To power the motors in the robot a battery is needed, its characteristics such as voltage and capacity are defined by what I need it to power. The Unnamed has:
|Qty||Description||Load Current (Amps)||Sub-Total (Amps)||Stall Current (Amps)||Sub-Total (Amps)|
Assuming a bout lasts 10 minutes then I will need a battery capacity of 6.6 Amp hours (Ah) if all the motors are constantly operating, the absolute worst case suggests I’d need a 31 Ah battery if the motors were continuously stalled. Neither of these estimates are particularly realistic as I will not be driving at top speed for all of a bout, and nor will the lifter be constantly extending and retracting.
The 6.6 Ah figures is closer to being realistic so I will aim to have a battery that is close to this. Another consideration is the voltage of the battery, the GR02s and the GLA-S are both rated at 18 Volts however I’m planning to overvolt them by using a 5 cell Li-Poly battery at 18.5 Volt nominal.
Radio Control Receiver
To control the robot I am planning to use a DSM2 compatible transmitter and receiver set, DSM2 is a 2.4GHz standard that allows different receivers and transmitter from different manufacturers to work together. My robot will require a minimum of 3 channels, one for each drive motor and one for the weapon. I could use a further 4th channel to enable inverted control for when my robot is flipped over or to enable other functions remotely.
With these considerations in mind I came up with the following circuit:
I’ve chosen a 5 cell 4.7AmpHour 30C Lithium Polymer battery from OptiPower, this should provide enough power for long enough to last a bout. It will be capable of sourcing 141Amps (30C × 4.7AHr) continuously with peaks of 376Amps (80C × 4.7AHr).
To protect the motor drivers and RC electronics I’ve put a 100Amp automotive Maxi Fuse. As it is a cartridge fuse it’s easy to replace if it gets blown but is also robust enough to act as a removable link. By choosing an automotive fuse cartridge it should be easy to buy spares and even replacement fuses with smaller ratings.
I’m going to use a high power red LED to indicate that the robot is powered, this will be connected after the fuse such that if the fuse blows the LED will not light.
The terminal block is ideal for the central connection node of my electronics system. The screw clamps will allow me to easily make and remove connections whilst securely grabbing any cable and holding it tight. It should also allow me to keep the wiring neat and tidy which will help me in maintaining the robot.

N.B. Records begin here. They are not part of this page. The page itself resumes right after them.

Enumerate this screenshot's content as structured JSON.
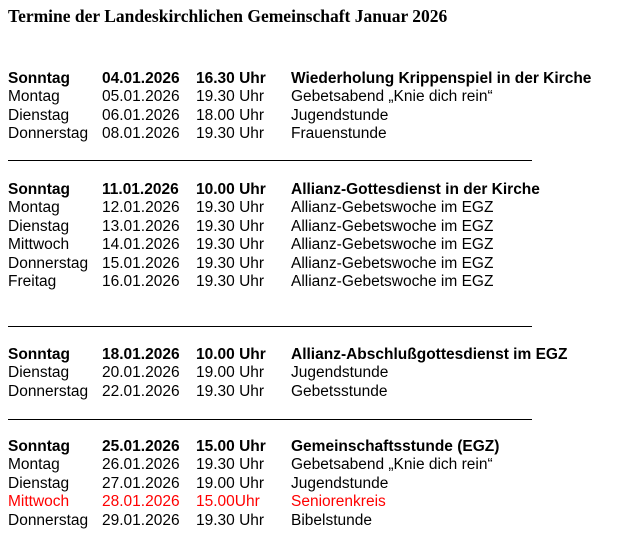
{
  "title": "Termine der Landeskirchlichen Gemeinschaft Januar 2026",
  "highlight_color": "#ff0000",
  "sections": [
    {
      "rows": [
        {
          "day": "Sonntag",
          "date": "04.01.2026",
          "time": "16.30 Uhr",
          "event": "Wiederholung Krippenspiel in der Kirche",
          "bold": true
        },
        {
          "day": "Montag",
          "date": "05.01.2026",
          "time": "19.30 Uhr",
          "event": "Gebetsabend „Knie dich rein“"
        },
        {
          "day": "Dienstag",
          "date": "06.01.2026",
          "time": "18.00 Uhr",
          "event": "Jugendstunde"
        },
        {
          "day": "Donnerstag",
          "date": "08.01.2026",
          "time": "19.30 Uhr",
          "event": "Frauenstunde"
        }
      ]
    },
    {
      "rows": [
        {
          "day": "Sonntag",
          "date": "11.01.2026",
          "time": "10.00 Uhr",
          "event": "Allianz-Gottesdienst in der Kirche",
          "bold": true
        },
        {
          "day": "Montag",
          "date": "12.01.2026",
          "time": "19.30 Uhr",
          "event": "Allianz-Gebetswoche im EGZ"
        },
        {
          "day": "Dienstag",
          "date": "13.01.2026",
          "time": "19.30 Uhr",
          "event": "Allianz-Gebetswoche im EGZ"
        },
        {
          "day": "Mittwoch",
          "date": "14.01.2026",
          "time": "19.30 Uhr",
          "event": "Allianz-Gebetswoche im EGZ"
        },
        {
          "day": "Donnerstag",
          "date": "15.01.2026",
          "time": "19.30 Uhr",
          "event": "Allianz-Gebetswoche im EGZ"
        },
        {
          "day": "Freitag",
          "date": "16.01.2026",
          "time": "19.30 Uhr",
          "event": "Allianz-Gebetswoche im EGZ"
        }
      ]
    },
    {
      "rows": [
        {
          "day": "Sonntag",
          "date": "18.01.2026",
          "time": "10.00 Uhr",
          "event": "Allianz-Abschlußgottesdienst im EGZ",
          "bold": true
        },
        {
          "day": "Dienstag",
          "date": "20.01.2026",
          "time": "19.00 Uhr",
          "event": "Jugendstunde"
        },
        {
          "day": "Donnerstag",
          "date": "22.01.2026",
          "time": "19.30 Uhr",
          "event": "Gebetsstunde"
        }
      ]
    },
    {
      "rows": [
        {
          "day": "Sonntag",
          "date": "25.01.2026",
          "time": "15.00  Uhr",
          "event": "Gemeinschaftsstunde (EGZ)",
          "bold": true
        },
        {
          "day": "Montag",
          "date": "26.01.2026",
          "time": "19.30 Uhr",
          "event": "Gebetsabend „Knie dich rein“"
        },
        {
          "day": "Dienstag",
          "date": "27.01.2026",
          "time": "19.00 Uhr",
          "event": "Jugendstunde"
        },
        {
          "day": "Mittwoch",
          "date": "28.01.2026",
          "time": "15.00Uhr",
          "event": "Seniorenkreis",
          "highlight": true
        },
        {
          "day": "Donnerstag",
          "date": "29.01.2026",
          "time": "19.30 Uhr",
          "event": "Bibelstunde"
        }
      ]
    }
  ]
}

I’ve omitted the connectors from this diagram to keep it simple, however I’m planning to use XT60 connectors like the ones above left to join the motors to the speed controllers. The battery will connect to the wire link with an XT90 connector, show above right, which is a the bigger brother of the XT60. By connectorising these key parts of the system it enables me to quickly re-configure the robot for maintenance or debugging. They’re polarised so I cannot plug things in backwards as well as gendered so I can ensure that the parts of the system that supply power have female plugs to reduce the chances of shorts.